A execução do brasileiro Marco Archer Cardoso Moreira por tráfico de drogas na Indonésia deu margem a um equívoco histórico. Na imprensa e nas redes sociais, o carioca tem sido apresentado erroneamente como o primeiro brasileiro a ser executado no Exterior. O Estado brasileiro poderia, por meio de seus representantes, vir a público para restabelecer a verdade. Afinal, coube a um diplomata e ex-assessor da Presidência da República a elucidação desse fato.
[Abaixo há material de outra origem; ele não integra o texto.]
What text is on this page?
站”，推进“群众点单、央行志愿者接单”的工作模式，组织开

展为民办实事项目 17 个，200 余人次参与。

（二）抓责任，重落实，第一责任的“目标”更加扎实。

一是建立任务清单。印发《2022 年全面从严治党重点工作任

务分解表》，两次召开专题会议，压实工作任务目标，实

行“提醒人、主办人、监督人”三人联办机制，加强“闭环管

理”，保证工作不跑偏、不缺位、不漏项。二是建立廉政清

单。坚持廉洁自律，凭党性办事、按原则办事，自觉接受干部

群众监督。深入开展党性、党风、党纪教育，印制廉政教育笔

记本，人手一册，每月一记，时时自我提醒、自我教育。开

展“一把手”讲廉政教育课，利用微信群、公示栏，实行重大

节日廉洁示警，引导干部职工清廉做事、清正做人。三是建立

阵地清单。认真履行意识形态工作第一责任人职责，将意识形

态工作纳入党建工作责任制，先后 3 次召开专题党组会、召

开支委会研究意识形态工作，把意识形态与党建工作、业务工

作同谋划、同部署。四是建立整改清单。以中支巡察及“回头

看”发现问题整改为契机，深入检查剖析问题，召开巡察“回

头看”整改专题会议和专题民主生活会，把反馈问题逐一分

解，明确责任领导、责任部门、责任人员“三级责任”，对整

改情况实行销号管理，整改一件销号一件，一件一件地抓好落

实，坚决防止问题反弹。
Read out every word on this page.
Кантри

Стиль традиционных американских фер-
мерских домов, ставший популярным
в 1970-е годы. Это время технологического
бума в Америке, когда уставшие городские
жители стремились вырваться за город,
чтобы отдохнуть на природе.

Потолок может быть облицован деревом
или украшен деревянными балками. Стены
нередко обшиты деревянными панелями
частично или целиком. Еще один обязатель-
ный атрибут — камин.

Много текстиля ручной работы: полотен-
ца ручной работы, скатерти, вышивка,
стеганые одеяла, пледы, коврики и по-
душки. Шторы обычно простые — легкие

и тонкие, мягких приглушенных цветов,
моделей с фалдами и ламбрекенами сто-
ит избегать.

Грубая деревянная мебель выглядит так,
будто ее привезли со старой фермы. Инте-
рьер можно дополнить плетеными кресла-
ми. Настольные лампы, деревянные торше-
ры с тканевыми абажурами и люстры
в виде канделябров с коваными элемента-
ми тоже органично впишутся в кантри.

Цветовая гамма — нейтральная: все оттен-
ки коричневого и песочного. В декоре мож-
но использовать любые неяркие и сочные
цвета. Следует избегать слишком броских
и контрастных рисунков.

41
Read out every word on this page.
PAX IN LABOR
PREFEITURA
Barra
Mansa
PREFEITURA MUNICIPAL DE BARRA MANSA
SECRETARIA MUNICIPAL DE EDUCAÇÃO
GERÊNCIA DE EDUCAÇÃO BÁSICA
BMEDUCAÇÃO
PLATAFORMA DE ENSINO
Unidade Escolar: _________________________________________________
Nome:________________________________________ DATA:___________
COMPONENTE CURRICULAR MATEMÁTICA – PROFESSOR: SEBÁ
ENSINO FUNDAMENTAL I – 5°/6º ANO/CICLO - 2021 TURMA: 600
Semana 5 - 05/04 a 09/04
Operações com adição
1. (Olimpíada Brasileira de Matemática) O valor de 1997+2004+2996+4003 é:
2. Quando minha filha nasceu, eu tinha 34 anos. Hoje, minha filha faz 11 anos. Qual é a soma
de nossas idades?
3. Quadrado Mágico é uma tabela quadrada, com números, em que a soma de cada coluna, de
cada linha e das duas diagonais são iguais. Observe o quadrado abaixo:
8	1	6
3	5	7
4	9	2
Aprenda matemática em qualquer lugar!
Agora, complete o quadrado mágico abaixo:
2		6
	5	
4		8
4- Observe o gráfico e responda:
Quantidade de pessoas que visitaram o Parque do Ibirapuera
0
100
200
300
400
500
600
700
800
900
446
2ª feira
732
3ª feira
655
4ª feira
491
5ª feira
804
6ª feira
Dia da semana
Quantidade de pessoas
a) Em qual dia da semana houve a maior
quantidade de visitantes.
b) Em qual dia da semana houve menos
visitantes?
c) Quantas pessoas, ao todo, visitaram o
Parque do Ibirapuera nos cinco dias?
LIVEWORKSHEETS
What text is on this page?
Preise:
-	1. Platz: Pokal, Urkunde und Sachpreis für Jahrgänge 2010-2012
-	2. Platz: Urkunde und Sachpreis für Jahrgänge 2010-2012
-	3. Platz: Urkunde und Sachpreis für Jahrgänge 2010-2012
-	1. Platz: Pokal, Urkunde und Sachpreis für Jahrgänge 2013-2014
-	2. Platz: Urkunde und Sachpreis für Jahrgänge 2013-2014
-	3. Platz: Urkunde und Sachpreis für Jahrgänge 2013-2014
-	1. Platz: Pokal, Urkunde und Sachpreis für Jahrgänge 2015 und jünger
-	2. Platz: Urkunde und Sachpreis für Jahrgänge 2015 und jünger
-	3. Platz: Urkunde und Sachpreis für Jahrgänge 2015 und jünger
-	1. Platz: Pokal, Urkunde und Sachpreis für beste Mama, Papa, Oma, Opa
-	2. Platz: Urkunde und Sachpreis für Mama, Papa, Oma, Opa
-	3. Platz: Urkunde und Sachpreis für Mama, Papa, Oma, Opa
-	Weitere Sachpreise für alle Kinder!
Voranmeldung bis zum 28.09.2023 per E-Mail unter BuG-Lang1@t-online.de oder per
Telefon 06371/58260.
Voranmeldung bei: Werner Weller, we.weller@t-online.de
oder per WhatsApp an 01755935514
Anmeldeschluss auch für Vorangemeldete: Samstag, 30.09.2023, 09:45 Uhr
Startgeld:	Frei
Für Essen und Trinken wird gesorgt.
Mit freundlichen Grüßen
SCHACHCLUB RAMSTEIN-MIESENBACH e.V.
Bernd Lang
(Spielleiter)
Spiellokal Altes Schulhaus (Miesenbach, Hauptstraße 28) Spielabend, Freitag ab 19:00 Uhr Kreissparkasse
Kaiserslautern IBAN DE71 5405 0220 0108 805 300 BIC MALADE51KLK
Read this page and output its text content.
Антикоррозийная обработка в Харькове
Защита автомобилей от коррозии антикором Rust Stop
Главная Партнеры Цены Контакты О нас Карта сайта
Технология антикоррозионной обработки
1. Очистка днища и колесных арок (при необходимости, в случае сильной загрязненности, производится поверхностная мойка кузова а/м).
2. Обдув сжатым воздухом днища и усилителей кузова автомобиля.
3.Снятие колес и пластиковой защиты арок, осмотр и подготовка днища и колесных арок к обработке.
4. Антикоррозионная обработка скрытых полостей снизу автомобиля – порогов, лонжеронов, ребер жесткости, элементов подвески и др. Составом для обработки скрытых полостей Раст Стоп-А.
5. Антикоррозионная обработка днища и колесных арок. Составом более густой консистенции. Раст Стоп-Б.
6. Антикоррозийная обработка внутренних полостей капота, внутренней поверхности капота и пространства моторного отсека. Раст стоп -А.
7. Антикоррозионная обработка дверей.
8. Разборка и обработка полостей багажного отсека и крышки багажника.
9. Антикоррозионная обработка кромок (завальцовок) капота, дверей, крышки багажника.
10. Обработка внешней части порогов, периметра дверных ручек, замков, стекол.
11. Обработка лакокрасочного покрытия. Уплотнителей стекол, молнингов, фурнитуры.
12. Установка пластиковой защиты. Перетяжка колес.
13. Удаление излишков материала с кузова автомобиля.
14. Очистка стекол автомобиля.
Em 1999, o então ministro-conselheiro na embaixada brasileira em Washington Paulo Roberto de Almeida publicou um artigo intitulado "Brasileiros na Guerra Civil Espanhola: Combatentes contra o Fascismo". Nas palavras do autor, o trabalho constitui "um dos primeiros levantamentos sobre o envolvimento de combatentes voluntários brasileiros nos episódios militares daquela guerra civil, com destaque para sua participação nas Brigadas Internacionais".
Aqui cabe abrir parênteses. A Guerra Civil Espanhola é mundialmente entendida como uma espécie de ensaio geral da II Guerra Mundial, acontecimento mais marcante do século passado. Foi desencadeada em 1936 com uma sublevação militar no Marrocos espanhol, com os generais Emilio Mola e Francisco Franco à frente, contra o regime republicano constitucional.
A Alemanha nazista e a Itália fascista logo saíram em socorro dos golpistas. Em que pese a simpatia mundial pelos republicanos, as potências europeias - na época, os Estados Unidos não se envolviam em assuntos do continente - estavam comprometidas com o malfadado "apaziguamento" de Hitler e optaram pela neutralidade. A União Soviética foi o único país a enviar homens e armas à República. Comunistas, socialistas e anarquistas de todo o mundo impulsionaram as chamadas Brigadas Internacionais, corpos voluntários que se integraram à luta.
Segundo Almeida, o primeiro brasileiro a se somar às fileiras republicanas foi provavelmente o tenente Alberto Bomilcar Besouchet. Depois de participar em Pernambuco do levante comunista de 1935, o jovem exila-se na Argentina e, "no primeiro semestre de 1937 (...) já estaria combatendo" na Espanha. Em Barcelona, integrou-se à milícia de um dos partidos da extrema esquerda republicana, o POUM, comandado por Andreu Nin e Joaquín Maurín.
Empenhado em esmagar qualquer sombra de oposição interna na União Soviética, Stalin não poderia tolerar dissensões na Espanha. Em junho de 1937, o POUM foi proscrito, e seus líderes, presos - Nin e um grande número de militantes foram mortos nas masmorras da polícia secreta stalinista.
Para Almeida, Besouchet foi eliminado nesse processo. Ele faz um inventário dos testemunhos: o tenente teria sido "assassinado covardemente" (Apolônio de Carvalho), "fuzilado por ordem dos stalinistas" (João Barreto Leite Filho e Augusto Besouchet, seu irmão), "fuzilado por ordem de André Marty" (José Gay da Cunha). Essa conclusão é hoje respaldada por outros historiadores e pela própria Comissão da Verdade, que a corroborou em audiência no ano passado. Vítima de Stalin, Alberto Besouchet foi o primeiro brasileiro executado no estrangeiro.